Kiwi-born Chris Ringland’s winemaking has taken him around the world. Since 2001 he’s worked on projects in Spain and believes he has found a country that’s like “the Australia of Europe” in terms of climate and attitude. “The Spanish are easygoing and it’s conducive to having a good time,” says Ringland. Here are five reasons why anyone who’s passionate about wine should be following in his footsteps.

The culture is steeped in wine

Spain has about a million hectares of land planted with vines – more than any other country. “Wine is treated as a natural part of life; it’s just there,” says Ringland. “They don’t treat it with that geeky connoisseurship that we can. A few euro can get you a damn-good bottle of red wine.”

Quality is only getting better

“In the past 10 years the Spanish have started to realise, ‘Wow, we’re making these world-class wines’,” explains Ringland. While the projects he’s involved with – El Nido and Alto Moncayo – were largely exported in the early years, there’s now a significant interest locally. “People are starting to realise that if they want the best, they have to spend north of 50.”

You’re expected to linger over a bottle

If lunch in Spain doesn’t come with wine – and doesn’t stretch for more than an hour – it’s just a snack. “It’s almost a religious observance. More often that not it’s the main focus of the day,” says Ringland. “At the vineyards, lunch wouldn’t begin until two or three and we would wind up at five.
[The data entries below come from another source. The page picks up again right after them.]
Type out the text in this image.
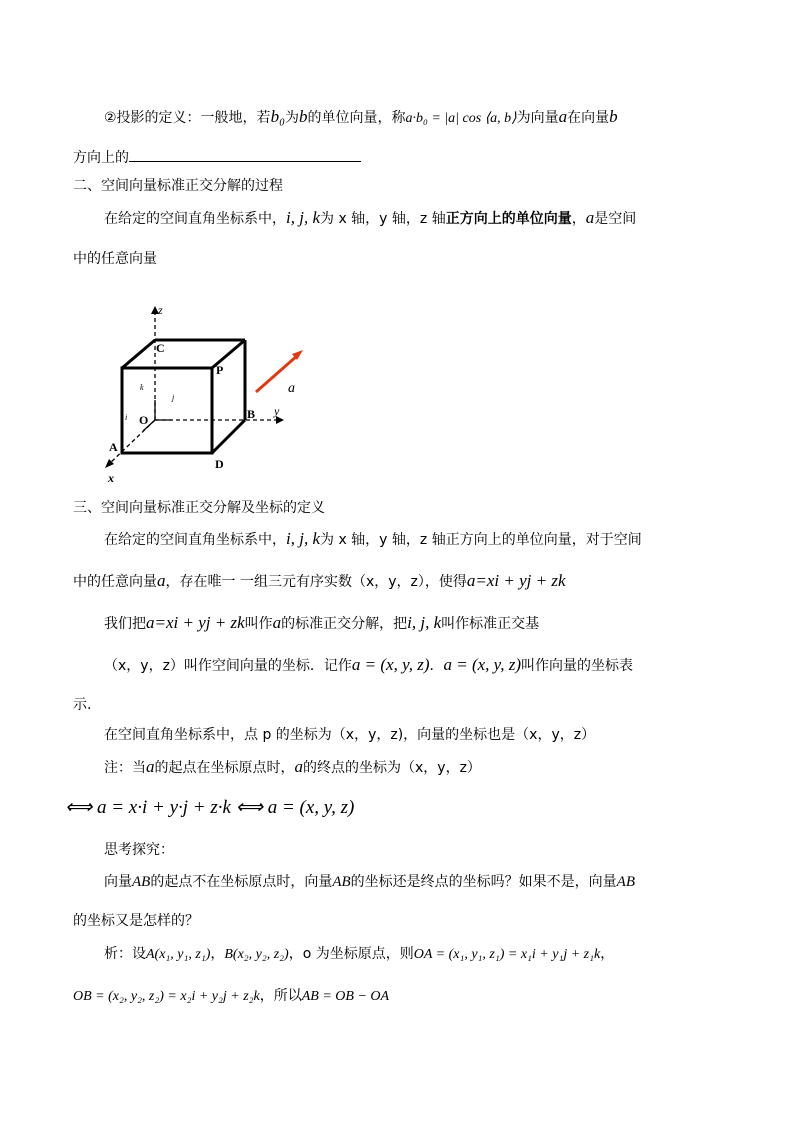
②投影的定义：一般地，若b₀为b的单位向量，称a·b₀ = |a| cos ⟨a, b⟩为向量a在向量b
方向上的
二、空间向量标准正交分解的过程
在给定的空间直角坐标系中，i, j, k为 x 轴，y 轴，z 轴正方向上的单位向量，a是空间
中的任意向量
z
C
P
O	B y
A
D
x
a
k
j
i
三、空间向量标准正交分解及坐标的定义
在给定的空间直角坐标系中，i, j, k为 x 轴，y 轴，z 轴正方向上的单位向量，对于空间
中的任意向量a，存在唯一 一组三元有序实数（x，y，z），使得a=xi + yj + zk
我们把a=xi + yj + zk叫作a的标准正交分解，把i, j, k叫作标准正交基
（x，y，z）叫作空间向量的坐标．记作a = (x, y, z)．a = (x, y, z)叫作向量的坐标表
示.
在空间直角坐标系中，点 p 的坐标为（x，y，z)，向量的坐标也是（x，y，z）
注：当a的起点在坐标原点时，a的终点的坐标为（x，y，z）
⟺ a = x·i + y·j + z·k ⟺ a = (x, y, z)
思考探究：
向量AB的起点不在坐标原点时，向量AB的坐标还是终点的坐标吗？如果不是，向量AB
的坐标又是怎样的？
析：设A(x₁, y₁, z₁)，B(x₂, y₂, z₂)，o 为坐标原点，则OA = (x₁, y₁, z₁) = x₁i + y₁j + z₁k，
OB = (x₂, y₂, z₂) = x₂i + y₂j + z₂k，所以AB = OB − OA
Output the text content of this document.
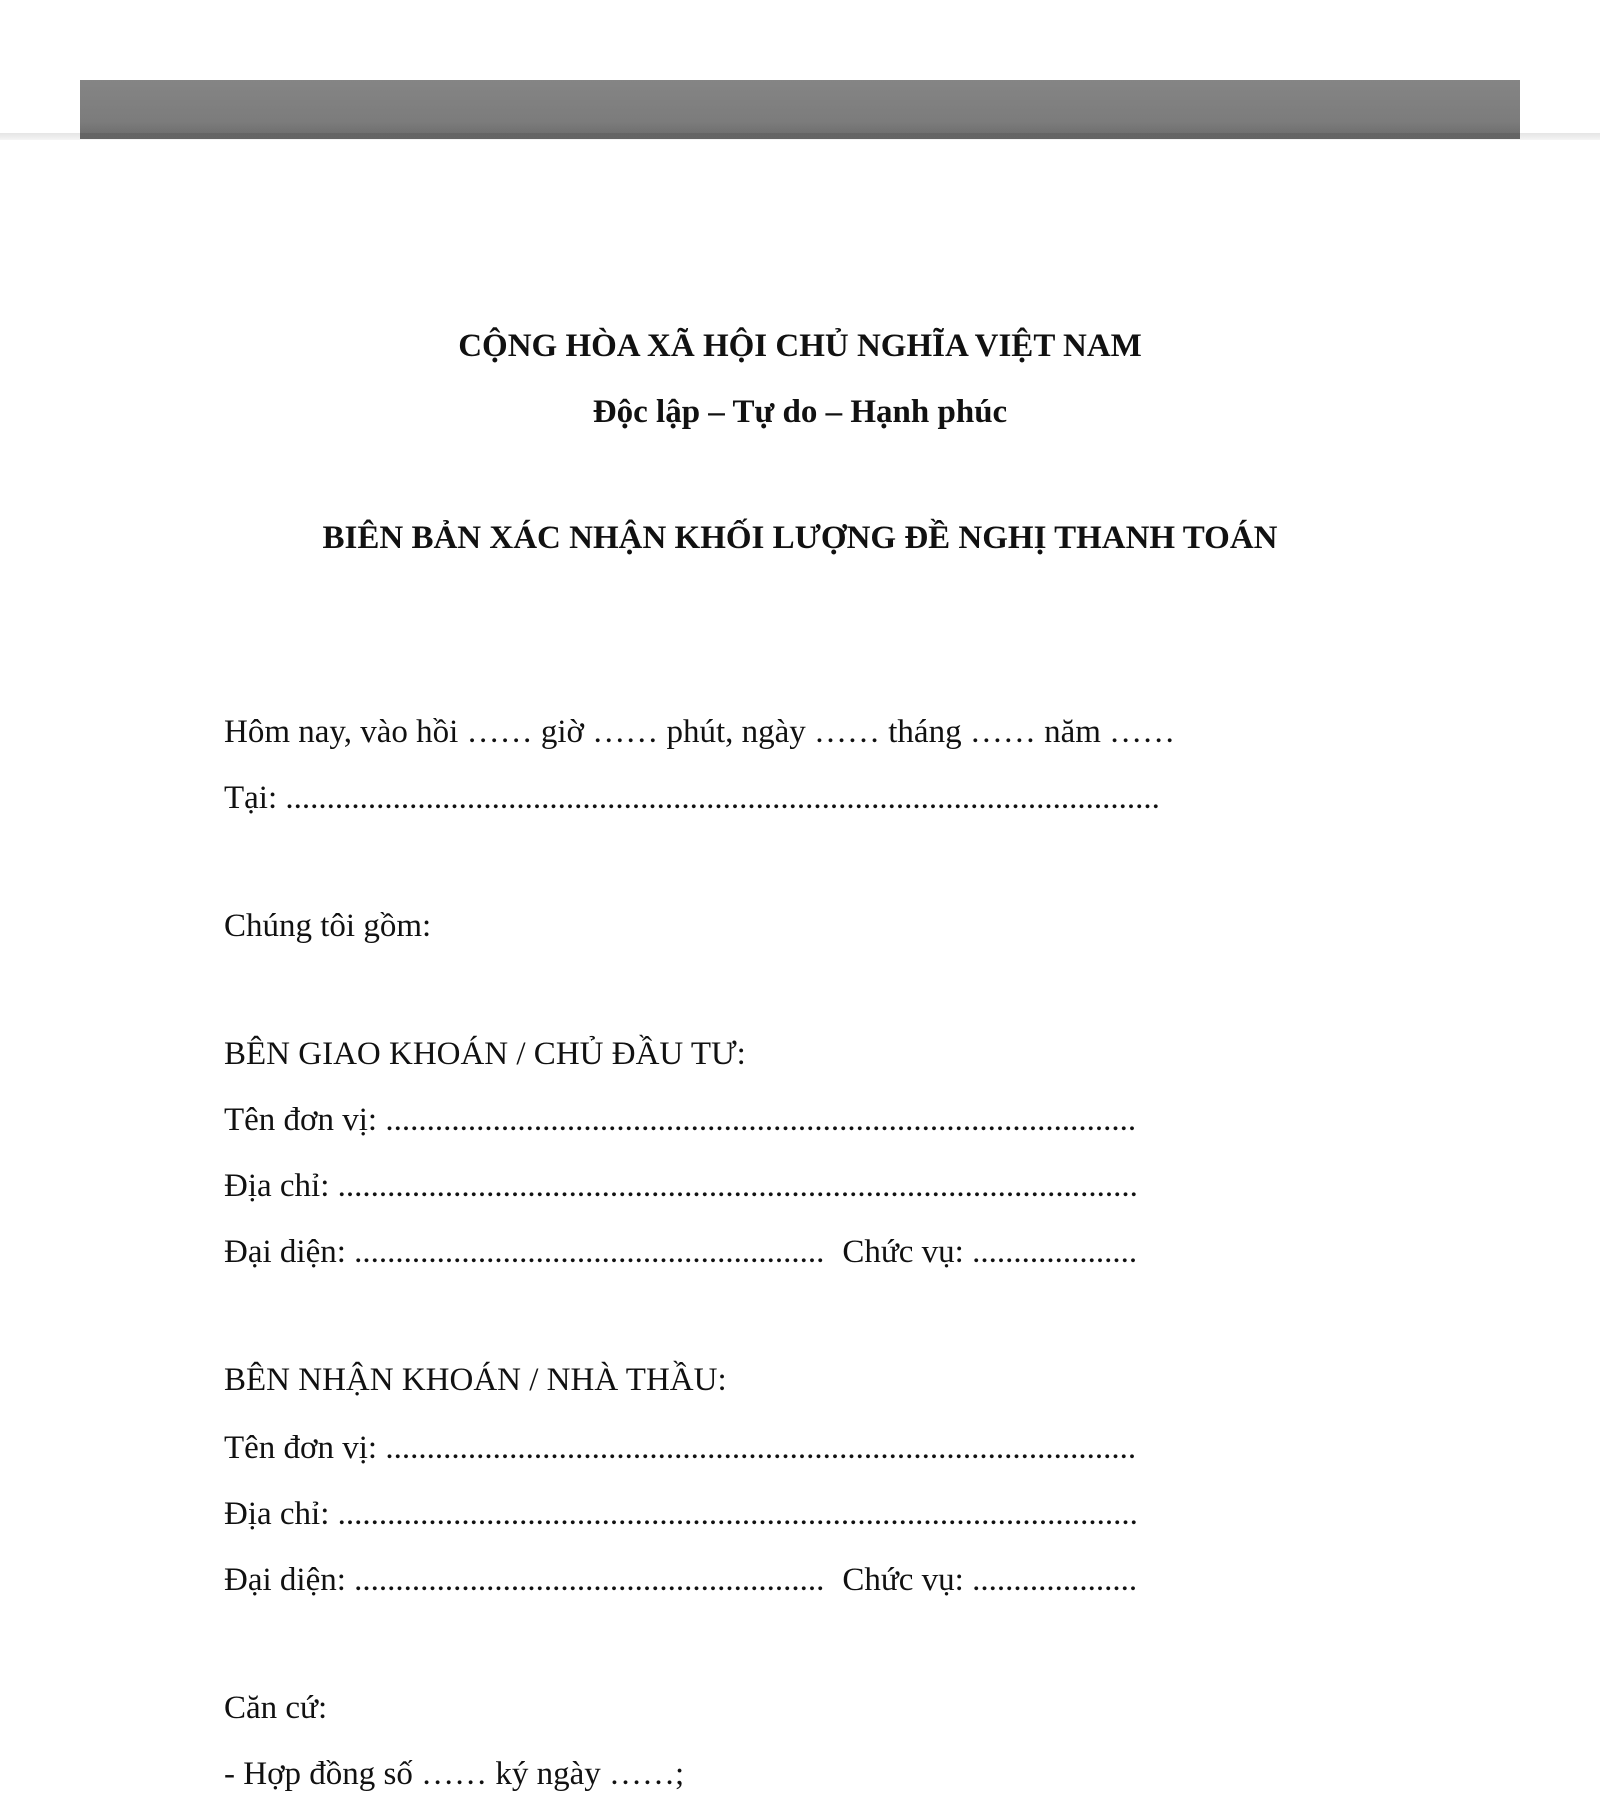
CỘNG HÒA XÃ HỘI CHỦ NGHĨA VIỆT NAM
Độc lập – Tự do – Hạnh phúc
BIÊN BẢN XÁC NHẬN KHỐI LƯỢNG ĐỀ NGHỊ THANH TOÁN
Hôm nay, vào hồi …… giờ …… phút, ngày …… tháng …… năm ……
Tại: ..........................................................................................................
Chúng tôi gồm:
BÊN GIAO KHOÁN / CHỦ ĐẦU TƯ:
Tên đơn vị: ...........................................................................................
Địa chỉ: .................................................................................................
Đại diện: ......................................................... Chức vụ: ....................
BÊN NHẬN KHOÁN / NHÀ THẦU:
Tên đơn vị: ...........................................................................................
Địa chỉ: .................................................................................................
Đại diện: ......................................................... Chức vụ: ....................
Căn cứ:
- Hợp đồng số …… ký ngày ……;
Then we’d have maybe an hour to relax before heading back to the winery or the vineyards to get a bit more done before the sun went down.” 

The Spaniards have the food to match

“Spain is just bloody amazing when it comes to food,” raves Ringland. “Near my project in the hinterland close to Alicante on the Mediterranean coast, there’s what they call arroz – we’d call it paella. Unlike the paella in Valencia, where it’s mostly a seafood dish, in the mountains it’s a combination of wild rabbit and snail. That combination with a full-bodied Spanish red wine is a bit of a no-brainer.”

There’s a world of wine to discover

From the reds of Rioja and the sparkling cava from Catalonia to sherry produced in the region surrounding Andalusia’s Jerez, Spain offers an almost daunting range of wines. With more than 60 regional Denominación de Origen (DO), over 100 grape varieties and a surprising range of climatic conditions, you’ll never run out of a new drop to try. Even Ringland is still learning. “A few weeks ago we tried some of the really amazing reds that are coming out of the Canary Islands; it was really quite an eye-opener. That fires everyone up – it’s important not to get stuck in a rut and explore what’s going on.” And that’s true whether you’re a celebrated winemaker or a celebrating wine drinker.